3 thoughts on “Instant-Né : Figure en apnée

  1. En lisant ton poème, j’ai pensé à celui-là, peut-être à cause de “membrane mince des eaux” qui sépare du “soleil” et du “ciel recueilli ravagé de lumière pure”. C’est très beau ce que tu écris.

    La porte

    Ouvrez-nous donc la porte et nous verrons les vergers,
    Nous boirons leur eau froide où la lune a mis sa trace.
    La longue route brûle ennemie aux étrangers.
    Nous errons sans savoir et ne trouvons nulle place.

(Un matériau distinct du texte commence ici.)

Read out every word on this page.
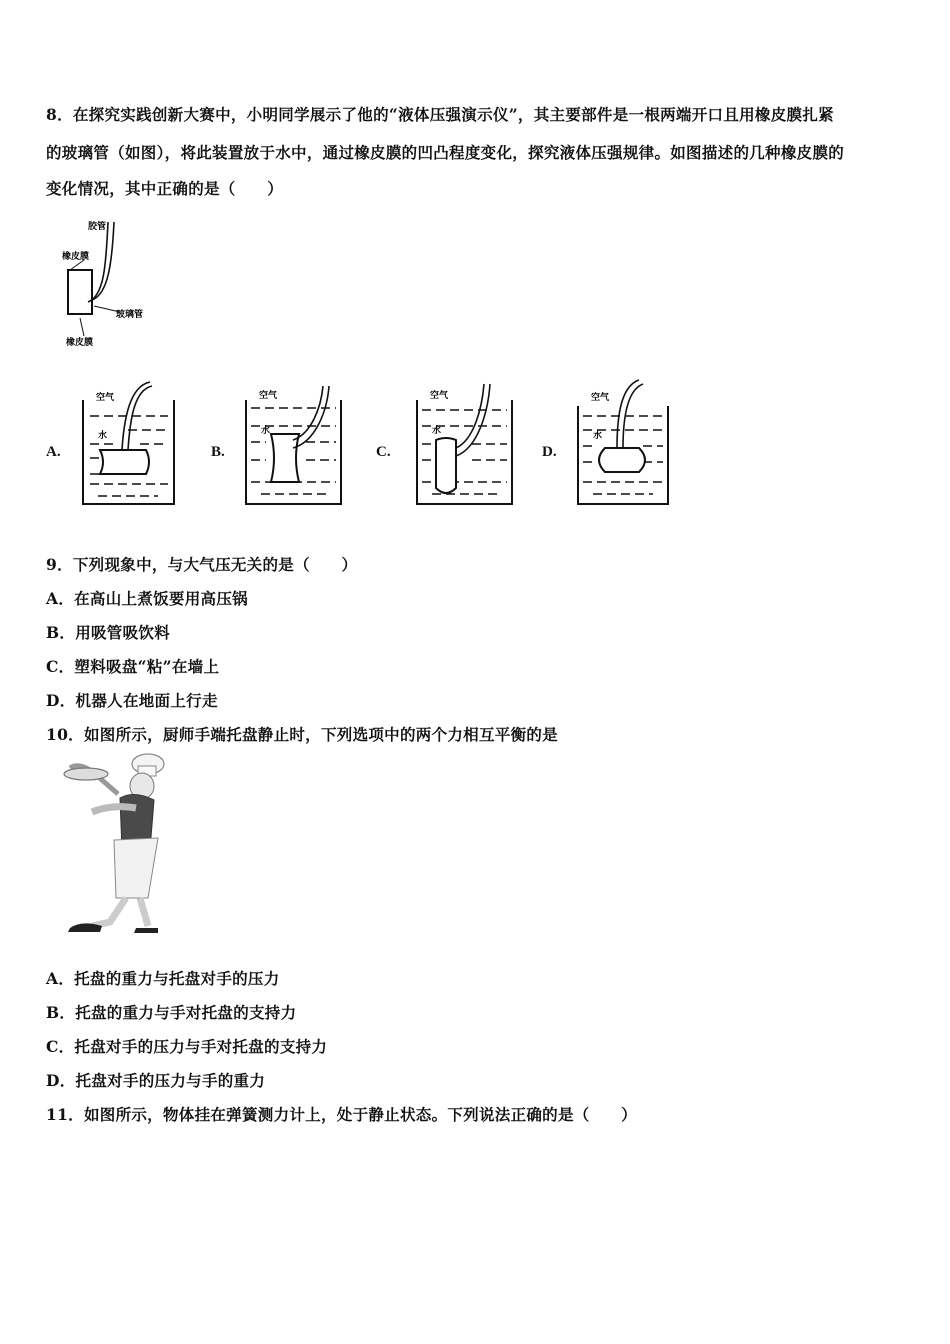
8．在探究实践创新大赛中，小明同学展示了他的“液体压强演示仪”，其主要部件是一根两端开口且用橡皮膜扎紧
的玻璃管（如图），将此装置放于水中，通过橡皮膜的凹凸程度变化，探究液体压强规律。如图描述的几种橡皮膜的
变化情况，其中正确的是（　　）
胶管
橡皮膜
玻璃管
橡皮膜
A.
空气
水
B.
空气
水
C.
空气
水
D.
空气
水
9．下列现象中，与大气压无关的是（　　）
A．在高山上煮饭要用高压锅
B．用吸管吸饮料
C．塑料吸盘“粘”在墙上
D．机器人在地面上行走
10．如图所示，厨师手端托盘静止时，下列选项中的两个力相互平衡的是
A．托盘的重力与托盘对手的压力
B．托盘的重力与手对托盘的支持力
C．托盘对手的压力与手对托盘的支持力
D．托盘对手的压力与手的重力
11．如图所示，物体挂在弹簧测力计上，处于静止状态。下列说法正确的是（　　）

    Nous voulons voir des fleurs. Ici la soif est sur nous.
    Attendant et souffrant, nous voici devant la porte.
    S’il le faut nous romprons cette porte avec nos coups.
    Nous pressons et poussons, mais la barrière est trop forte.

    Il faut languir, attendre et regarder vainement.
    Nous regardons la porte ; elle est close, inébranlable.
    Nous y fixons nos yeux ; nous pleurons sous le tourment ;
    Nous la voyons toujours ; le poids du temps nous accable.

    La porte est devant nous ; que nous sert-il de vouloir ?
    Il vaut mieux s’en aller abandonnant l’espérance.
    Nous n’entrerons jamais. Nous sommes las de la voir.

    La porte en s’ouvrant laissa passer tant de silence

    Que ni les vergers ne sont parus ni nulle fleur ;
    Seul l’espace immense où sont le vide et la lumière
    Fut soudain présent de part en part, combla le cœur,
    Et lava les yeux presque aveugles sous la poussière.